Thorens Goumaz Adèle · Ständerat · 2020-03-10
Thorens Goumaz Adèle · Ständerat · Waadt · Grüne Fraktion · 2020-03-10
Wortprotokoll
Conformément aux usages de ce conseil, je n'ai pas déposé de proposition de minorité en faveur de ces deux initiatives cantonales, bien que je leur sois en réalité favorable. Ma position n'a, vous l'avez entendu, obtenu qu'un soutien très modéré en commission, et c'est pour cela que je n'ai pas formé de minorité.
Permettez-moi cependant de dire quelques mots sur ce dossier en tant que représentante du canton de Vaud, où la question du glyphosate soulève beaucoup d'inquiétude, comme dans les cantons du Jura et de Genève qui nous interpellent aujourd'hui.
En juin 2019, le Grand Conseil du canton de Vaud a en effet décidé à une très large majorité de mettre en place un programme de sortie du glyphosate visant la renonciation totale à ce produit à partir de 2022 pour tous les domaines vaudois, qu'ils soient exploités en agriculture, en viticulture ou en arboriculture. Cette décision vaudoise a été prise sur la base du principe de précaution également évoqué par les cantons du Jura et de Genève. Le glyphosate est en effet un produit très contesté. En 2015, le Centre international de recherche sur le cancer, un organe de l'OMS, l'a classé dans la catégorie des cancérigènes probables pour l'homme, en se basant notamment sur des études indépendantes. Peu après, l'Autorité européenne de sécurité des aliments (EFSA) et l'Agence européenne des produits chimiques contredisaient cette évaluation. Cependant, l'EFSA a été accusée depuis d'avoir basé son rapport sur la demande de réautorisation du glyphosate déposée par l'entreprise Monsanto elle-même; une centaine de pages auraient été reprises telles quelles.
Après deux ans de discussions et de polémiques, la Commission européenne a accepté, de justesse, de prolonger l'autorisation du glyphosate. Mais on en a ramené la validité à cinq ans seulement. La polémique n'a pourtant pas cessé depuis. Le laboratoire de pharmacologie et de toxicologie de Hambourg, dont certaines études illustrant l'innocuité du glyphosate ont servi de base au débat de la Commission européenne, a en effet été récemment accusé de fraude.

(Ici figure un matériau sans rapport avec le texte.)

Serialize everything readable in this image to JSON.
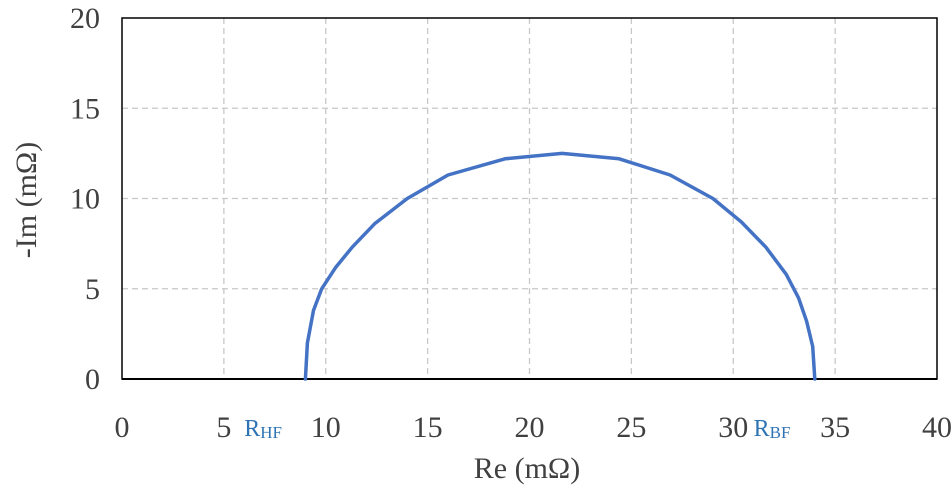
{
  "chart_data": {
    "type": "line",
    "title": "",
    "xlabel": "Re (mΩ)",
    "ylabel": "-Im (mΩ)",
    "xlim": [
      0,
      40
    ],
    "ylim": [
      0,
      20
    ],
    "x_ticks": [
      0,
      5,
      10,
      15,
      20,
      25,
      30,
      35,
      40
    ],
    "y_ticks": [
      0,
      5,
      10,
      15,
      20
    ],
    "grid": "dashed",
    "legend": "none",
    "series": [
      {
        "color": "#4472C4",
        "x": [
          9.0,
          9.1,
          9.4,
          9.8,
          10.5,
          11.3,
          12.4,
          14.0,
          16.0,
          18.8,
          21.6,
          24.4,
          26.9,
          29.0,
          30.4,
          31.6,
          32.6,
          33.2,
          33.6,
          33.9,
          34.0
        ],
        "y": [
          0.0,
          2.0,
          3.8,
          5.0,
          6.2,
          7.3,
          8.6,
          10.0,
          11.3,
          12.2,
          12.5,
          12.2,
          11.3,
          10.0,
          8.7,
          7.3,
          5.8,
          4.5,
          3.2,
          1.8,
          0.0
        ]
      }
    ],
    "annotations": [
      {
        "main": "R",
        "sub": "HF",
        "color": "#2E74B5",
        "x": 6.0,
        "y": -1.5
      },
      {
        "main": "R",
        "sub": "BF",
        "color": "#2E74B5",
        "x": 31.0,
        "y": -1.5
      }
    ]
  },
  "colors": {
    "axis": "#000000",
    "grid": "#C8C8C8",
    "text": "#404040"
  }
}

Plusieurs pays européens, qui s'étaient montrés critiques face à la prolongation de l'autorisation du glyphosate, ont pris, peu après, des décisions allant dans le sens de ce que demandent les cantons du Jura et de Genève dans leurs initiatives cantonales respectives, à savoir de s'émanciper progressivement, et dans un certain délai, du glyphosate. Il ne s'agit donc pas, de la part de ces deux cantons, d'une demande ou d'une démarche isolée.
Notre conseil - je ne peux que le constater à regret - ne donnera pas suite à ces initiatives cantonales. Cependant - et cela a été relevé à l'instant par notre rapporteur -, la Commission de l'économie et des redevances a intégré dans l'initiative parlementaire 19.475 qu'elle a déposée, intitulée "Réduire le risque de l'utilisation de pesticides", dont l'avant-projet a été soumis à consultation, la possibilité de révoquer l'autorisation des substances présentant des risques particulièrement importants si les objectifs de réduction des risques fixés dans cette initiative menacent de ne pas être atteints. C'est un progrès qu'il faut saluer, même si je considère qu'il [PAGE 118] ne répond pas complètement aux demandes des cantons du Jura et de Genève.
En outre, le Conseil fédéral et le Conseil national ont accepté mon postulat 17.4059, "Utilisation du glyphosate. Etudier l'opportunité et les modalités d'un plan de sortie progressive". La publication du rapport lié à ce postulat est prévue pour cet automne et devrait montrer de quelle manière nous pourrions nous émanciper de ce produit, quels obstacles se présenteraient le cas échéant dans une telle démarche et dans quels domaines des solutions, des alternatives doivent encore être trouvées. Ce rapport pourra certainement constituer une bonne base pour la poursuite des discussions autour de l'usage du glyphosate, car je suis certaine que ces discussions seront amenées à se poursuivre, que ce soit en Suisse ou en Europe.